Thursday, March 10, 2011

Republican Party conspiracy theories

Peter King's witch hunt hearings on Islamunofascistoliberalism are a reminder that the Republican Party is now a welcoming home to a number of crackpot conspiracy theories. Sarah Posner provides a primer on the anti-Muslim conspiracy theories current popular with the Republican right - and is there anything but the right remaining in the Republican Party? - in Welcome to the Shari'ah Conspiracy Theory Industry How the American right demonizes Islam for political gain Religion Dispatches 03/08/2011.

Alexander Zaitchik summarizes his research on the conspiracies that flow freely from Glenn Beck's feverish mind to his mouth to his FOX News audience in
Fringe Mormon Group Makes Myths with Glenn Beck’s Help Intelligence Report Spring 2011.

The invaluable Gene Lyons muses about the latter in Scrooge ain't broke and neither is the government Salon 03/09/2011:

Maybe instead of playing budgetary chicken with congressional Republicans, the White House should search carnival side shows and TV shopping channels for a Democratic Glenn Beck. Any glib pitchman could outline a Republican scheme to sabotage the U.S. economy to gain political power far more plausible than Beck's shaggy-dog conspiracies.
Posner's article calls attention to one of the stranger aspect of the scary-Muslims-are-coming-to-git-us conspiracy theory, the idea that Muslim jihadists are in cahoots with the left, however they conceive that term:

[Andrew] McCarthy [of National Review], author of the books The Grand Jihad: How Islam and the Left Sabotage America and How Obama Embraces Islam’s Sharia Agenda, links both President Obama and the American left to this supposed plot, claiming that they share collectivist goals. He told Andrew Breitbart’s Big Journalism in 2010 that "Islamists" and "leftists" share totalitarian goals, "totalitarian in the sense that they want to control every aspect of the individual’s life, and [are] virulently opposed to capitalism and individual liberty," adding that "even though they [Obama and Saudi King Abdullah] part company on the details of what they would transform it into, they both need to topple American constitutional republicanism in order to install their utopias."
Since the hard right sees "the left" - in which they include President Obama, of course - as anti-American and their enemies, this is largely about creating sort of unified theory of political evil to lump together "the left" and Muslim jihadists. While visions of the Black Panthers from the 1960s haunt their fantasies, what most American rightwingers call "the left" is really today's Democratic Party.

For people who want to be scammed by something this kooky to begin with, facts won't make any immediate difference. But here in the real world, it's absurd. In terms of ideology, Democrats in general and in particular people who see themselves as liberal or progressive Democrats have little at all in common with Muslim jihadists who support theocracy, oppose anything that looks like democracy or freedom of speech and press, oppose basic human rights for women and promote anti-Semitism. Not even the bitterest American critic of US foreign policy wants to be blown up by a terrorist bomber or plane hijacker acting in the name of what by any normal definitions is a rightwing political and religious ideology. And, to my knowledge, there aren't any cases in the US or Europe where groups that understand themselves as "left" have actively cooperated with Muslim jihadists.

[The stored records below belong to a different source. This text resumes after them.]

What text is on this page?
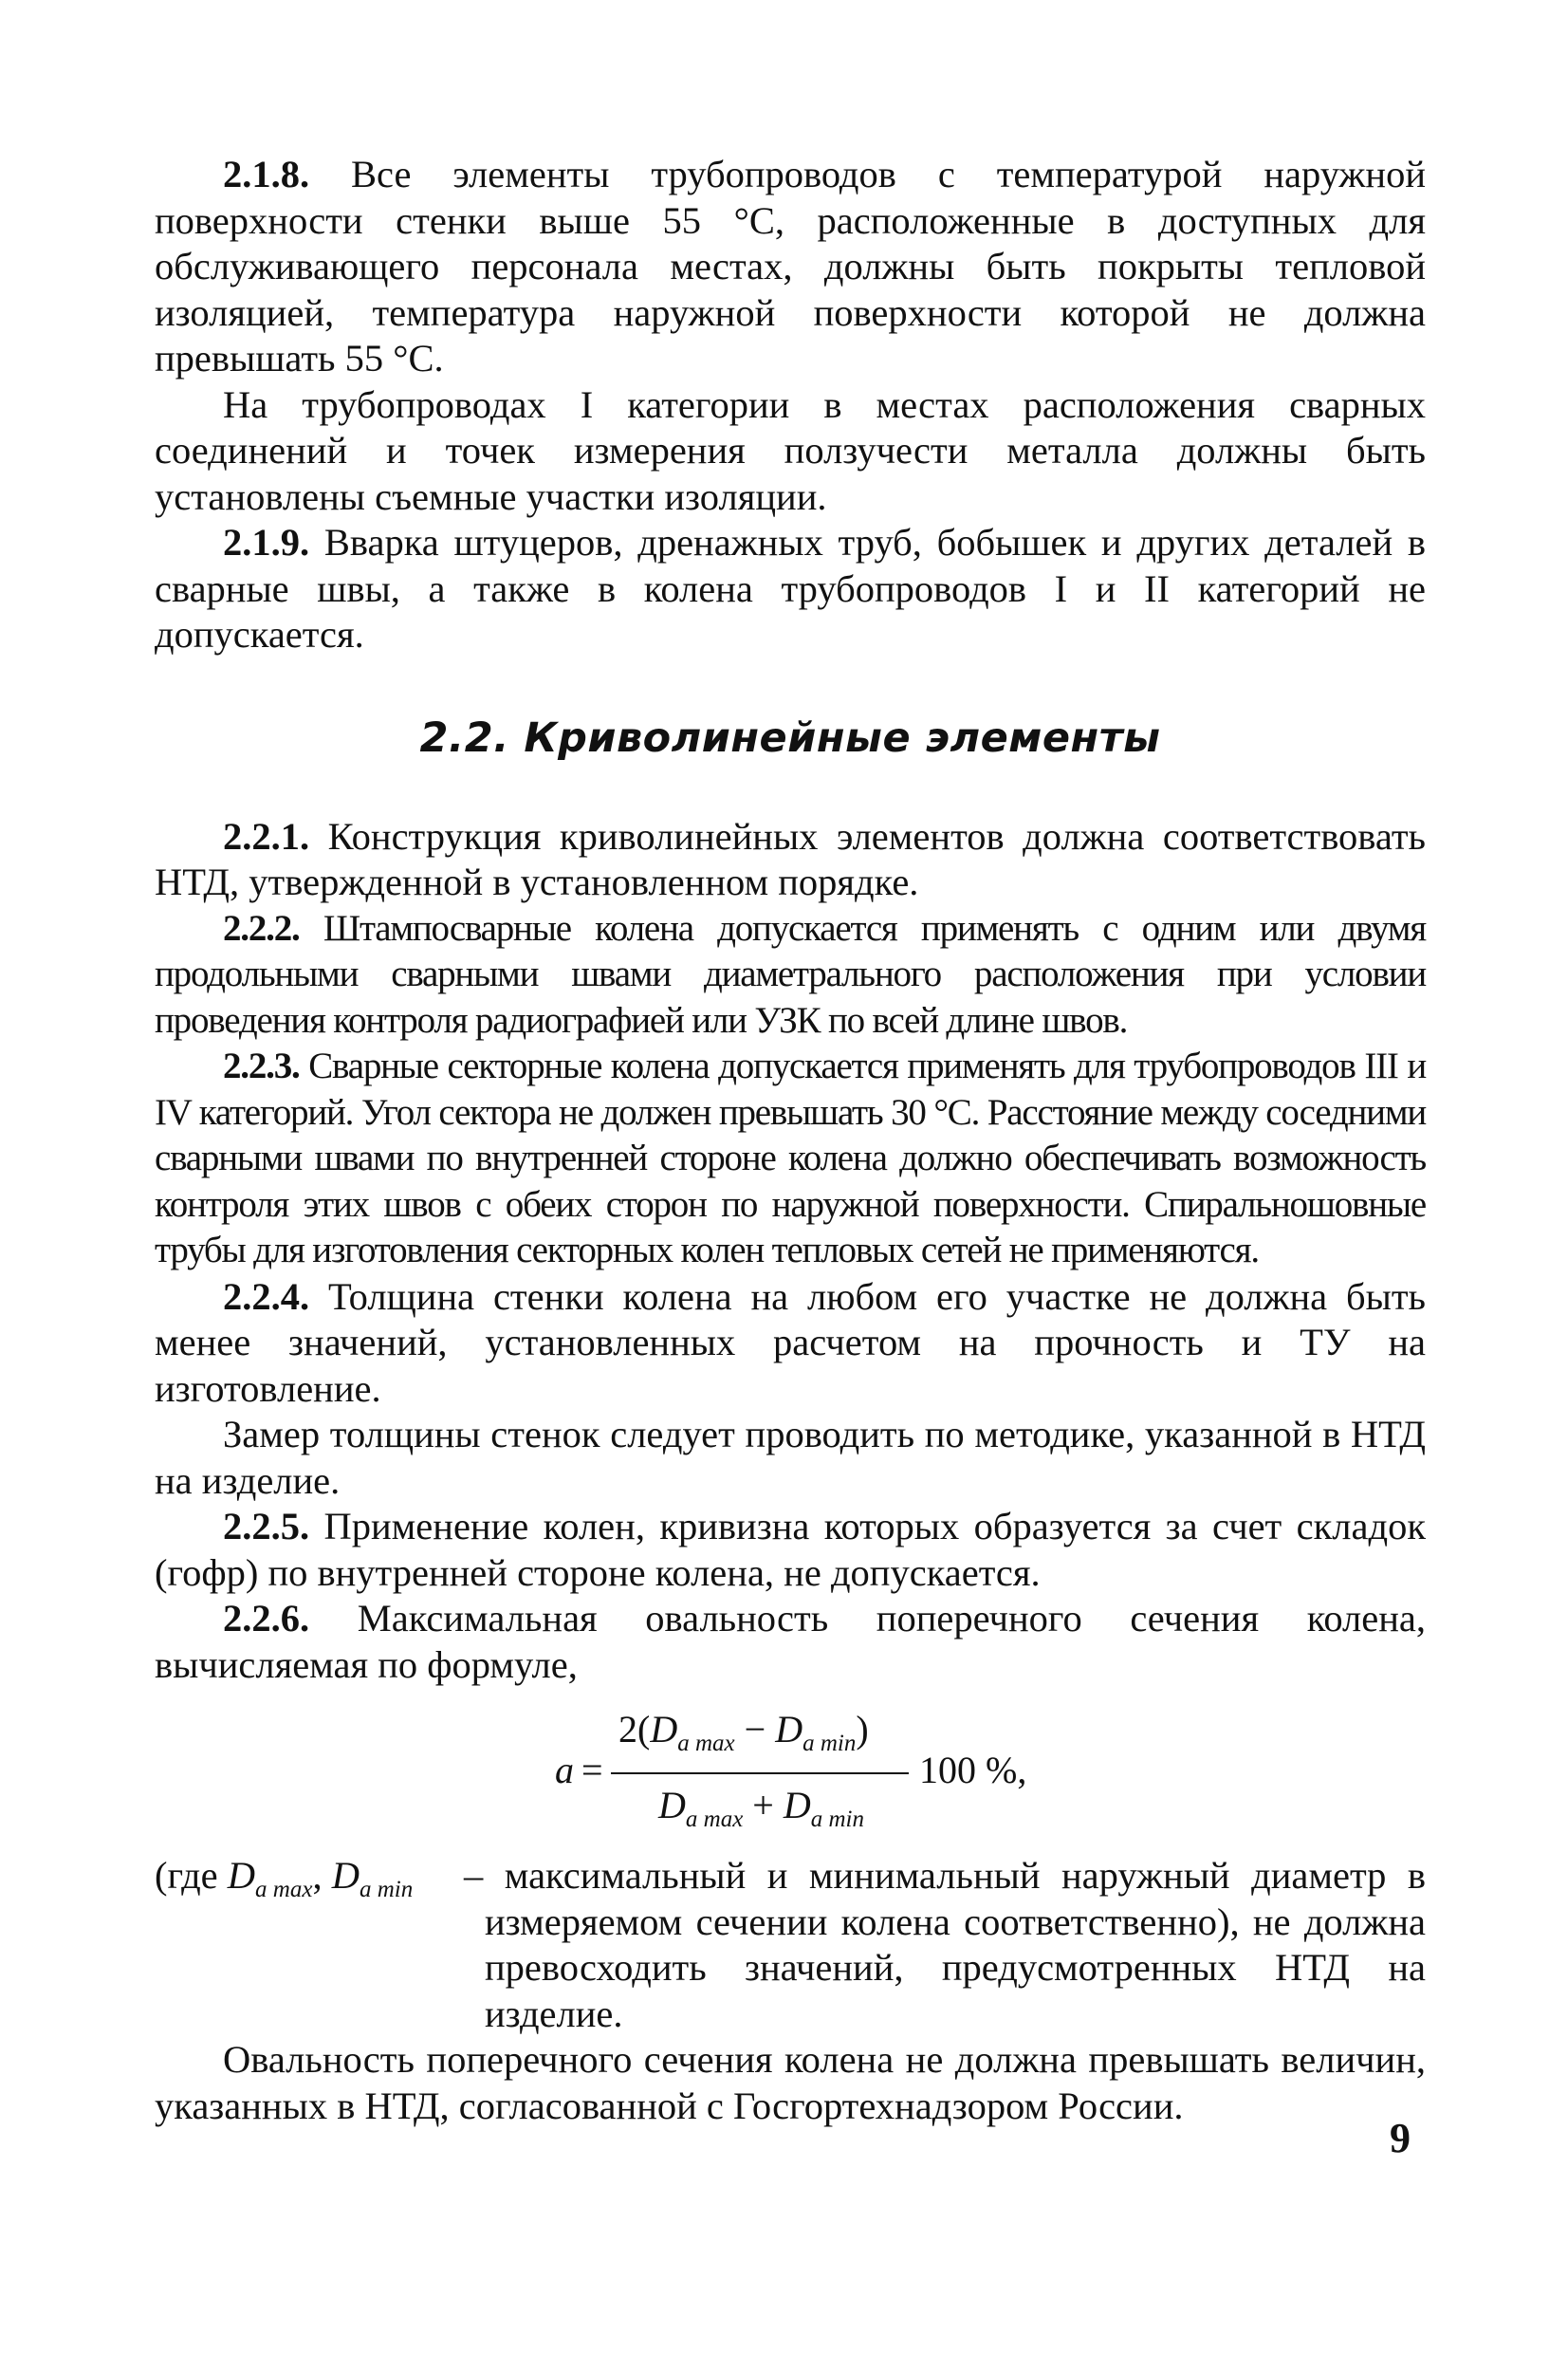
2.1.8. Все элементы трубопроводов с температурой наружной поверхности стенки выше 55 °С, расположенные в доступных для обслуживающего персонала местах, должны быть покрыты тепловой изоляцией, температура наружной поверхности которой не должна превышать 55 °С.

На трубопроводах I категории в местах расположения сварных соединений и точек измерения ползучести металла должны быть установлены съемные участки изоляции.

2.1.9. Вварка штуцеров, дренажных труб, бобышек и других деталей в сварные швы, а также в колена трубопроводов I и II категорий не допускается.

2.2. Криволинейные элементы

2.2.1. Конструкция криволинейных элементов должна соответствовать НТД, утвержденной в установленном порядке.

2.2.2. Штампосварные колена допускается применять с одним или двумя продольными сварными швами диаметрального расположения при условии проведения контроля радиографией или УЗК по всей длине швов.

2.2.3. Сварные секторные колена допускается применять для трубопроводов III и IV категорий. Угол сектора не должен превышать 30 °С. Расстояние между соседними сварными швами по внутренней стороне колена должно обеспечивать возможность контроля этих швов с обеих сторон по наружной поверхности. Спиральношовные трубы для изготовления секторных колен тепловых сетей не применяются.

2.2.4. Толщина стенки колена на любом его участке не должна быть менее значений, установленных расчетом на прочность и ТУ на изготовление.

Замер толщины стенок следует проводить по методике, указанной в НТД на изделие.

2.2.5. Применение колен, кривизна которых образуется за счет складок (гофр) по внутренней стороне колена, не допускается.

2.2.6. Максимальная овальность поперечного сечения колена, вычисляемая по формуле,

a =
$2(D_{a max} - D_{a min})$
$D_{a max} + D_{a min}$
100 %,
(где $D_{a max}$, $D_{a min}$ – максимальный и минимальный наружный диаметр в измеряемом сечении колена соответственно), не должна превосходить значений, предусмотренных НТД на изделие.

Овальность поперечного сечения колена не должна превышать величин, указанных в НТД, согласованной с Госгортехнадзором России.

9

Republicans oppose Muslim terrorism and, as Peter King is reminding us this week, hate Muslims and Islam much more generally. Simple patriotism and nationalism are involved. Political Christianism is all-but-universally accepted as an ideology in the Republican Party. And both history and "pro-Israel" Christian Zionist ideology make overt anti-Semitism far more problematic than promoting fear and hatred of Muslims. Still, there's a large religious (mainly Christian) component of the American Right's targeting of Islam and Islamism.

Muslim jihadist ideology as we know it today is ultra-conservative both in politics and within the Islamic religion. Less extreme forms of political Islam, from Hosni Mubarak's former ruling ideology to that of the ruling Islamist party in Turkey to the right's current bogeyman, the Muslim Brotherhood in its varied current incarnations tend toward conservative ideas: mixing politics and religion, a restrictive attitude toward women's rights, etc.

The Cheney-Bush Administration consistently voted with Muslim countries and the Vatican on family-planning programs in the UN, because Republicans like conservative Muslims and the Vatican don't want to promote abortion or birth control, and are dubious about the enhancements of women's status that accompany both. On issues of women's rights and other "culture war" issues in the American sense, Islamists are conspicuously conservative.

I'm not making a mirror-image point, i.e., "See? Its the Republicans who are in bed with Islamic extremists!" I'm just pointing out the reality that in terms of American politics, actual Islamism to the extent that it exists is political isolated from both Republicans and Democrats and from fringe groups of the left and the right. And on a broader scale, these are conservative movements. Reality still counts for something, even if you wouldn't think so from watching FOX News.